Monday, May 17, 2010

Response: "7 Ways a College Student Can Start Becoming a Professional Now"

Source: The Onion

Yesterday, I read a piece of advice that is remarkably allied to my current status as a soon-to-be college grad (Holy COW!)
It came from Steve Hannah, CEO of The Onion (the funniest faux news source under the sun.) When asked, " What is your career advice to somebody just graduating from college?" He replied, rather matter-of-factly:

" Find what you really love to do and then go after it — relentlessly. And don’t fret about the money. Because what you love to do is quite likely what you’re good at. And what you’re good at will likely bring you financial reward eventually.

I’ve seen too many people who have plotted a career, and often what’s at the heart of all that plotting is nothing other than a stack of dollar bills. You need to be happy in order to be good, and you need to be good in order to succeed. And when you succeed, there’s a good chance you’ll get paid."

On one hand, I can't hardly believe I'm graduating. It seems like just yesterday I was eating PB&Js on the playground, studying the Oregon Trail, listening to Spice Girls on my discman on the walk home from school. Conversely, I feel like I've been in school forever—which is true: I've spent nearly three-fourths of my life as a pupil. Needless to say, I'm so burnt out. And I feel it's fair enough for me to say that. I'm ready for the next chapter, the next step. I've never been so eager for anything in my entire life.

That's why I found "7 Ways a College Student Can Start Becoming a Professional Now" particularly useful & relatable.

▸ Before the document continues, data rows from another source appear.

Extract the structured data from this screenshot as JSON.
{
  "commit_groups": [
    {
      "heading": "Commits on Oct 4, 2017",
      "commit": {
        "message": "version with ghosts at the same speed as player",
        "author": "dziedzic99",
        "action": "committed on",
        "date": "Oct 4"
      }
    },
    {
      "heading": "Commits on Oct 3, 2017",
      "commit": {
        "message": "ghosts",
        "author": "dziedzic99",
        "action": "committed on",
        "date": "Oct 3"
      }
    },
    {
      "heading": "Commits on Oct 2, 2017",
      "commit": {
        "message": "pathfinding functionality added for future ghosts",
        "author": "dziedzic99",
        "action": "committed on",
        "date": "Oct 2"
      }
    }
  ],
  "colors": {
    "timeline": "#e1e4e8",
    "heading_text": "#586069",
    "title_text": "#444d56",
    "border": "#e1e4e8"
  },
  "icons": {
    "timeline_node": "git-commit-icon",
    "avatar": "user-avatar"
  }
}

Here is what David Spinks suggests. Let's see how I match up.

Plant your seeds.

Well, I have a LinkedIn profile but it's collecting dust. Perhaps it's about time I start using it.

Participate in projects.

"Start writing for college newspapers," says Spinks. I agree. I'm writing for two campus publications found here and here

Attend events

I frequent lectures (if my homework load permits) and treasure every piece of advice a professional provides.

Join communities

As I mentioned in an earlier post, I'm a frequent, if not obsessive user of just about every social media gadget out there.

Start Writing.

YES! Thank you, Spinks. Love it.

Establish mentorships.

Aforementioned, I cherish all professional advice, especially advice from those professionals who are deeply passionate about what they do.

Ignore me and do whatever you want.

Everyone has their own style, yes, but I think this a solid list of advice.


  1. Sounds like you're off to a great start!

    About the "following what you love" mantra isn't always the best advice. If you know what you love, then you should definitely try and follow it. Thing is, most people don't really know what they love...or they think they do, and then when they find themselves doing it every day, they lose that passion.

    Stay open to new things. Take great opportunities when they come, not just for money, but for the ability to learn new things. You never know what you might end up loving.

    Good luck with everything. Let me know if there's anything I can do to help.


  2. Great advice, David. I agree. Being open to experience is the best way to expand your brain and realize new potentials.